La controffensiva di Silvio Berlusconi per cercare di salvare il suo governo dalle conseguenze del voto di domenica scorsa è partita. Dopo un vertice di famiglia con i figli, non si sa quanto dedicato alla politica e quanto alla Mondadori, il premier ha scelto il palcoscenico dei giardini del Quirinale, dove era in corso il ricevimento del capo dello Stato per la festa della Repubblica, per rilanciare la sua strategia. La quale punterà con decisione prima di tutto sulla riforma fiscale. Il che vuol dire: riduzione delle tasse.
E perché non ci fossero dubbi sulla sua determinazione ad andare avanti non ha esitato a mettere in discussione anche il ruolo del ministro dell’Economia, affermando: “Sulle tasse non decide Tremonti. Lui propone”. Parole che pesano come pietre. Tant’è che, subito dopo, con una nota lo stesso presidente del Consiglio ha dovuto ribadire la propria fiducia nel ministro.

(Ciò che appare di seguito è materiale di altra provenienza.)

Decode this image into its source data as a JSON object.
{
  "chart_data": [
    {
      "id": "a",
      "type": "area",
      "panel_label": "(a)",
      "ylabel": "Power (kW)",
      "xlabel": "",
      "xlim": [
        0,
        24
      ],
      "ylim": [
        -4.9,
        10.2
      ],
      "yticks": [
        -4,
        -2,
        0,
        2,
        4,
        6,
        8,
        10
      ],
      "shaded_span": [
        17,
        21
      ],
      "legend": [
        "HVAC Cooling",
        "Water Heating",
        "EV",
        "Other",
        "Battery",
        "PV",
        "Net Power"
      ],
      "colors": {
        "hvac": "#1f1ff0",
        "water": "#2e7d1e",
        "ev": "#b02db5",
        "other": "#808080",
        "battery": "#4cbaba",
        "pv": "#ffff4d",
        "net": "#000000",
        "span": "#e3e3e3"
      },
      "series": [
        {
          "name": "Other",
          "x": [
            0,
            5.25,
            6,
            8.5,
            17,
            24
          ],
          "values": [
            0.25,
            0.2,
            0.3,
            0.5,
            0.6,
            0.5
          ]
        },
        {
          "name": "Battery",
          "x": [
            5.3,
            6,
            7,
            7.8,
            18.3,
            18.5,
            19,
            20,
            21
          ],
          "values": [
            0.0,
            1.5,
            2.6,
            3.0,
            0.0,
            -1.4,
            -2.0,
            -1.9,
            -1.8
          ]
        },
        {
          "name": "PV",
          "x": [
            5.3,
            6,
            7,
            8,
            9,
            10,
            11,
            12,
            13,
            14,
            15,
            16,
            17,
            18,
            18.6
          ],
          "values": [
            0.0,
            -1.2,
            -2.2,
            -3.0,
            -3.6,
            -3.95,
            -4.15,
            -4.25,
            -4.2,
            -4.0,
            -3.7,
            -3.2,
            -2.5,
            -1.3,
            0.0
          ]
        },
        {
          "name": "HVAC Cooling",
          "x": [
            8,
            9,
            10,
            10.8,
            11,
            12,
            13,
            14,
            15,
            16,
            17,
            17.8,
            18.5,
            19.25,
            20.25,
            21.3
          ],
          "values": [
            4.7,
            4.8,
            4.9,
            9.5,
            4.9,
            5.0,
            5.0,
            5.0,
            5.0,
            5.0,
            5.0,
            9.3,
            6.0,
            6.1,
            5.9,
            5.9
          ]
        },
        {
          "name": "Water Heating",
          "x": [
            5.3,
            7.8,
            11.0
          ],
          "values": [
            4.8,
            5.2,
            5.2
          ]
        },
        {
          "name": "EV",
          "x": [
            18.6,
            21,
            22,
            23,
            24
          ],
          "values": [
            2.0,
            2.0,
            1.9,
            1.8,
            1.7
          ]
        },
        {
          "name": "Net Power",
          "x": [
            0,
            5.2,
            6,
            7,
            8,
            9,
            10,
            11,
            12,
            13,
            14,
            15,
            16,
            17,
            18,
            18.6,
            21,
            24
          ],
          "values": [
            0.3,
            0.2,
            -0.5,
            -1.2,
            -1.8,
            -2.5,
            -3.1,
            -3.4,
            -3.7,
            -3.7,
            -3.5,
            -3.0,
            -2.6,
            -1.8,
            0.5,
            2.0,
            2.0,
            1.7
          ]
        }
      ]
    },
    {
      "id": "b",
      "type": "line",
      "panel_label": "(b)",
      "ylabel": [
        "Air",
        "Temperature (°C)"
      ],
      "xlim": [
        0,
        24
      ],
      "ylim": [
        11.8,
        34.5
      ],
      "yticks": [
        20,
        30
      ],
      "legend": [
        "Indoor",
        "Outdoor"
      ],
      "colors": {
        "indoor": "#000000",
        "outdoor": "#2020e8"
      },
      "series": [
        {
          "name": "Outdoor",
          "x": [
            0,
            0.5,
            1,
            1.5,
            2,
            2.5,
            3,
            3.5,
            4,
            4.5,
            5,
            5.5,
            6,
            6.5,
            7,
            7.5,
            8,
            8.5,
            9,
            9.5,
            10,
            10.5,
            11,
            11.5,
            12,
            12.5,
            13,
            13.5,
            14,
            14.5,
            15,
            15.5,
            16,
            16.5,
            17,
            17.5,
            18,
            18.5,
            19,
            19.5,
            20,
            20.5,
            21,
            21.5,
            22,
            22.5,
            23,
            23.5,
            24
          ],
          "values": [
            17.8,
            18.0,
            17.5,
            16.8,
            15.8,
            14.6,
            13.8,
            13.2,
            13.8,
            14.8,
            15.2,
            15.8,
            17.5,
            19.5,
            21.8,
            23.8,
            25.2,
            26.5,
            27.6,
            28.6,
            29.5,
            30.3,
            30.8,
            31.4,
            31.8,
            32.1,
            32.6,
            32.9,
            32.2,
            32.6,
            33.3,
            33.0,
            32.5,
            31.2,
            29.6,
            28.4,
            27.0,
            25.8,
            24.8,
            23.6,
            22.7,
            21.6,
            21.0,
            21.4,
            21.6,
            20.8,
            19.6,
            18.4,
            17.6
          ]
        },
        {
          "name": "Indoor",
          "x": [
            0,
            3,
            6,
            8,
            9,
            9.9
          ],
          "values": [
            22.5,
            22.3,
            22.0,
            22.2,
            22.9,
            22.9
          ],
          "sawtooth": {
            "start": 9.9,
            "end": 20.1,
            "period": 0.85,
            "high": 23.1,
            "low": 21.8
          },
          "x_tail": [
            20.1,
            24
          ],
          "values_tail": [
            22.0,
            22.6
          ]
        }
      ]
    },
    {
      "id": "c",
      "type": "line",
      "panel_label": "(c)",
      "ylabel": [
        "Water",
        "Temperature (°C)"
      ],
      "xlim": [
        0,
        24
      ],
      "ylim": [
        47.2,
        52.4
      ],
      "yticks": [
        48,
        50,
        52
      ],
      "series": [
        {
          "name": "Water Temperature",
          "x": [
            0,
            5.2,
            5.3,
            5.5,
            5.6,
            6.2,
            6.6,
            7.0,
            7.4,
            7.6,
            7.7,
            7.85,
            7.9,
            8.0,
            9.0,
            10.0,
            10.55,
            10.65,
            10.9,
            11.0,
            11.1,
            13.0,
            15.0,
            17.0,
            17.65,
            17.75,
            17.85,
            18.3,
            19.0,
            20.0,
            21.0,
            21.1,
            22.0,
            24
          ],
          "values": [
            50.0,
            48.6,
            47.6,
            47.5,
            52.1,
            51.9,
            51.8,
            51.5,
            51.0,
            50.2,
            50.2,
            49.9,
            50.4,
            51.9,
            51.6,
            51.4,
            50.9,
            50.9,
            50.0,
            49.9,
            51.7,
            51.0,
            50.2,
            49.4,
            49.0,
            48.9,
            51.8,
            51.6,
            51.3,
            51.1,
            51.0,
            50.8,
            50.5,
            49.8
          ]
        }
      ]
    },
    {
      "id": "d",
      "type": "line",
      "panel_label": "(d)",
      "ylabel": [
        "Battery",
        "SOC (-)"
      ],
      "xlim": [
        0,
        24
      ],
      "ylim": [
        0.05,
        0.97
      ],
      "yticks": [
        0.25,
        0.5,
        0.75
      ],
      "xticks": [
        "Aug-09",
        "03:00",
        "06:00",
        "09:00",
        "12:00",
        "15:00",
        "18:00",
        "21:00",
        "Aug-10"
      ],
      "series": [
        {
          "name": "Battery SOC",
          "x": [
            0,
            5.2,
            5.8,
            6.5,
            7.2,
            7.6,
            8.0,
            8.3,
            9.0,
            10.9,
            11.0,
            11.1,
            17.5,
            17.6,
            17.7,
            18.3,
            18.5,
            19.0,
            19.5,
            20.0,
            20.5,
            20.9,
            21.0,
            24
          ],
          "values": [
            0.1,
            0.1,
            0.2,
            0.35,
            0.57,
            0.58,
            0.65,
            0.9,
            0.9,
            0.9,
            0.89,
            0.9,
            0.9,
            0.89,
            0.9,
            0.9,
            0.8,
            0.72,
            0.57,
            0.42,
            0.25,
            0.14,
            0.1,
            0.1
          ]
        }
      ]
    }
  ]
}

Insomma, la parola d’ordine del capo del Pdl è: “Il Governo va avanti tranquillamente”. Già, ma proprio su quel “tranquillamente” il leader della Lega Umberto Bossi, perno dell’alleanza di governo, avanza più di un dubbio. E specifica: “Per ora andiamo avanti, ma non siamo tranquilli”.
E così anche la successiva nota di palazzo Chigi per confermare la fiducia a Tremonti, può essere letta come un tentativo di rassicurare il Carroccio. Intanto Berlusconi si prepara a mettere mano agli assetti di partito. Alfano dovrebbe diventare coordinatore unico e lasciare il ministero della Giustizia al quale potrebbe approdare Cicchitto. E naturalmente il premier insiste anche sul fatto che lui non ha responsabilità per le sconfitte di Napoli e Milano. I candidati erano deboli e nel capoluogo campano sarebbe stato meglio candidare Mara Carfagna. Se non lo si è fatto è stato per non “consegnarla alla camorra”.
Intanto le opposizioni (Pd in testa) insistono nel chiedere le dimissioni del Governo prima della verifica parlamentare del dopo rimpasto, chiesta da Napolitano, e slittata ormai a fine giugno. Ma soprattutto Bersani e gli altri intensificano il ritmo della campagna per i referendum del 12 giugno, convinti che, se si raggiungesse il quorum, potrebbero essere l’arma decisiva per piegare la resistenza a non dimettersi di Berlusconi.